7 July 2008
|It ended in darkness but the pair of them had given us a blazing, eternal light. No sport, no playwright, has conjured up such magical theatre as those last three games as Rafa finally found his moment and threw himself triumphantly back on to the dew-gathering Wimbledon turf.
It was 16 minutes past nine on the clock, four hours 40 minutes of shower interrupted play which had always demanded a finish like this. There had been times in the first three sets when the match had not fully delivered what we all knew these two heroes were capable of. There were even moments when King Roger’s head dipped and his racket swished in frustration at the prospect that his reign might be over without truly engaging in a fight. He was engaged now.
Leading 7-6 with Rafa serving, he took the first point. As we heard the score called “Love 15” we did the lightning arithmetic and realised that Roger was just three points away from that so coveted sixth title. Just three points, but they are hard to come by in the gathering gloom, with the crowd hushing down and Rafa Nadal going through to hold serve at the other end.
With the scores level, the drama moves forward almost too quickly. With no break between games, Roger is suddenly 15-40 down and once again facing into the unthinkable abyss he has been so close to before. Any earlier doubts of the full ferocious pride of this champion were dispelled as he crashed through a 125 mph ace. But he could not hold the white bandana figure across the net. He was broken.

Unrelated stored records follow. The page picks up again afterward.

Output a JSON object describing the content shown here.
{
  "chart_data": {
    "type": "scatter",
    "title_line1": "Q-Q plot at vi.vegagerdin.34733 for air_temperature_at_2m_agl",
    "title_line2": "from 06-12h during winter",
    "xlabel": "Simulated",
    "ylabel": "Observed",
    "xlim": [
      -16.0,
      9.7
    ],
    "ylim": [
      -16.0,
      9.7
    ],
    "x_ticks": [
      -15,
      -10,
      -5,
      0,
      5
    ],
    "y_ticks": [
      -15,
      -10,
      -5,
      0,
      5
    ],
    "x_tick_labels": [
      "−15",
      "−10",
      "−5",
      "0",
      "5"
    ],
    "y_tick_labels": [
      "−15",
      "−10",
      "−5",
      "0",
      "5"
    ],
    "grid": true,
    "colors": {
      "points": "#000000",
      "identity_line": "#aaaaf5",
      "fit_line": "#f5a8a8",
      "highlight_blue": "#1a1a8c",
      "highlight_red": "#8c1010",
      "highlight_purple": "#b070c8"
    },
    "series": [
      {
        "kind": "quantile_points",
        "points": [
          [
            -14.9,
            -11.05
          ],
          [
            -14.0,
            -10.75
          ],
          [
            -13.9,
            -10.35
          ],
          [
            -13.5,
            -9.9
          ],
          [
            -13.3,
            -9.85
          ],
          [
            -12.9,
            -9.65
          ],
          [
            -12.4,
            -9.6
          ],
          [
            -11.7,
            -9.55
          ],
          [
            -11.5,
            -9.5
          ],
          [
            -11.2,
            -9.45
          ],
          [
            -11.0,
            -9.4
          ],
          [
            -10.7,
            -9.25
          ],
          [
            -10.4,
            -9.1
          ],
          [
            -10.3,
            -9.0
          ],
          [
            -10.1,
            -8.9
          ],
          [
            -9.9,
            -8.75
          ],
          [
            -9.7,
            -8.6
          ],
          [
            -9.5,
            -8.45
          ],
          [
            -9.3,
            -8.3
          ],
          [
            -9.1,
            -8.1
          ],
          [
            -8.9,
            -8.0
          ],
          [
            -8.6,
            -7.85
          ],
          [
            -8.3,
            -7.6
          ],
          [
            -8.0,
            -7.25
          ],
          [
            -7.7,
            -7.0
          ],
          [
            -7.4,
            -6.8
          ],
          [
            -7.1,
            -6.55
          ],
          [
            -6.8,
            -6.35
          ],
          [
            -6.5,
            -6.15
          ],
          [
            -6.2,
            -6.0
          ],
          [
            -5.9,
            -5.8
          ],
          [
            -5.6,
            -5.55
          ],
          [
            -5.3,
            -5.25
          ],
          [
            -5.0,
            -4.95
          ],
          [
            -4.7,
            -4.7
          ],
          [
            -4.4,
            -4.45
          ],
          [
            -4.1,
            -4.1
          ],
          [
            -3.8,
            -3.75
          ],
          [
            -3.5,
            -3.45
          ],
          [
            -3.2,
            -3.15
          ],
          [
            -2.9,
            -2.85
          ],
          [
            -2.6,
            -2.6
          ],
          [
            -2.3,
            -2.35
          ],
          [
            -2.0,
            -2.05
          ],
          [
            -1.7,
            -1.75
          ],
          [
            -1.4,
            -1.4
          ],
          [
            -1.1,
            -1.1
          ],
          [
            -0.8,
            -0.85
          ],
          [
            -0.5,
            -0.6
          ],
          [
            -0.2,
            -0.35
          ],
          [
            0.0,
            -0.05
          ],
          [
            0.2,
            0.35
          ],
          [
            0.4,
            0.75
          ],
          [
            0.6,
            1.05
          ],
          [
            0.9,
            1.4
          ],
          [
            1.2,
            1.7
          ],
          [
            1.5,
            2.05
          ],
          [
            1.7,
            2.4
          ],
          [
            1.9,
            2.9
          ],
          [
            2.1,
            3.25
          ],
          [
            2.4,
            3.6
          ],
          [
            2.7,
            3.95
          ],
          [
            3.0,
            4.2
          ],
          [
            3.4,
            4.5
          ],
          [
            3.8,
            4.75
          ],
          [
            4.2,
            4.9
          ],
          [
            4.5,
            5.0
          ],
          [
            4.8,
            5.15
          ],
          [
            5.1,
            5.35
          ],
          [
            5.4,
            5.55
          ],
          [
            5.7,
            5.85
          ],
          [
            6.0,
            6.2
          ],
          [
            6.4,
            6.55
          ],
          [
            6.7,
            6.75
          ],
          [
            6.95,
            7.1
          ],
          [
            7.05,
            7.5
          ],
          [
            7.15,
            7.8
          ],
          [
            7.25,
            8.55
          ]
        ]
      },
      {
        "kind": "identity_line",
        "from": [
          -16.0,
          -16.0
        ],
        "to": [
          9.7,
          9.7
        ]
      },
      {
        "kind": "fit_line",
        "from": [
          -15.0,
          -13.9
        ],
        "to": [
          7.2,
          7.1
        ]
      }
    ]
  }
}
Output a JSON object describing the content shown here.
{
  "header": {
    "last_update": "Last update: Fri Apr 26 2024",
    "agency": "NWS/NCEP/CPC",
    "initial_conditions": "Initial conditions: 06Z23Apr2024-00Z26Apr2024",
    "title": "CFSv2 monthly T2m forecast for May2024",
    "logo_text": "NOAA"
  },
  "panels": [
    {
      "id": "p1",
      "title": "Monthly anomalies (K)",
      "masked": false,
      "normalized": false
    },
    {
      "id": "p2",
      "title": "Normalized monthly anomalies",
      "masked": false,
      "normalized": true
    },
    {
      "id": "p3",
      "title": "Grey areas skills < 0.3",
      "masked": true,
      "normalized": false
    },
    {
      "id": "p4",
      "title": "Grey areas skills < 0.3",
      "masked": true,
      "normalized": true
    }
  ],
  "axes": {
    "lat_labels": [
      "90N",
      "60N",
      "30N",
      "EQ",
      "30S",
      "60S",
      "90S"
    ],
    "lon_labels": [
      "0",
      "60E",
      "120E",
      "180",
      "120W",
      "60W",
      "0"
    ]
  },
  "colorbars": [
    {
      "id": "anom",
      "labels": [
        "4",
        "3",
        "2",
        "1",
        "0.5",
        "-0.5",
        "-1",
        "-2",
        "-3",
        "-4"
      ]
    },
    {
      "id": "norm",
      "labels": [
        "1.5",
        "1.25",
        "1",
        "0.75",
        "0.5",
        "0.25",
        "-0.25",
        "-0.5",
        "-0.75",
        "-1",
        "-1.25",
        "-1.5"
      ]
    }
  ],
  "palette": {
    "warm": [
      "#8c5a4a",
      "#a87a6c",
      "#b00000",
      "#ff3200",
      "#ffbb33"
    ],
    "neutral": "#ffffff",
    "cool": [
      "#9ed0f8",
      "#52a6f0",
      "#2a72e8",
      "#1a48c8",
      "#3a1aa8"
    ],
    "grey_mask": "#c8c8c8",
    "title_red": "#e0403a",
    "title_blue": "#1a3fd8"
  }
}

At 10 past nine, with well over 4½ hours of the unimaginably intense, one-on-one combat, Rafa was serving for the match in the gloaming. It was quite impossibly dark. A pigeon had somehow evaded the efforts of Wimbledon’s hired falcon and was circling low level as Rafa bent over his serve, and the stadium was so hushed that the only sound was the bouncing of the just-visible yellow ball.
An owl was needed, but Federer must have night vision. Rafa now had two match points, and his first serve was a bullet to Roger’s backhand. In a flash of mesmerising, instinctive, reactive genius, it was slashed back past Rafa for a clear winner. It could not have happened, but it had.
Yet the end had to come – and with the force that is Nadal, come it would. All the years, all the delights and awesome wonders that have been Federer had been put before us as this afternoon had moved to night but now a new champion would not be denied the birthright his talent has decreed. To have winners or losers seemed almost impolite but the rules demand it.
For every magical Federer moment, the feathered slice, the swift-footed drive, the brutal, wide-swing forehand, there was a Nadal return or, best of all, that inimitable whipped forehand down the line winner. Now was the time, and the executioner’s blow was self-inflicted – a Federer forehand dumped into the net. Rafa lay on his back, a white figure, arms and legs extended as if he was trying to send a “X” kiss signal to outer space.
As he returned to our world, he wanted to plant kisses of his own. In an instant he was up on to the players’ box to not only hug ‘Team Nadal’ but also to first walk along to pay respects to the Federer family and then, cloaked loyally in the Spanish flag, he trod nimbly over the top of the score box roof to thank the Prince and Princess of Spain for coming to see him follow up his compatriots’ triumph in the European Championships.
The presentations needed floodlights, but what we saw we treasured. Federer had fought like a lion to hold on to his kingdom but now he was back into full courtesy mode. In his moment of defeat, he lifted both himself and his listeners by paying tribute to the man that had beaten him. Sport is about winning but at the end it is also just about sport.
Then Nadal came forward. English is very much a second language in which “thank you very much” plays a fairly large part. But last night he not only fulfilled his destiny, he and Federer also showed how sport can do something more than be “the opium of the masses”. He and his opponent had given us something we will never forget. As Rafa did his victory tour, the camera flashes sparked gold on the trophy.
Of this night, of this most dramatic, most wondrous of tennis matches, the memories will always be golden, too.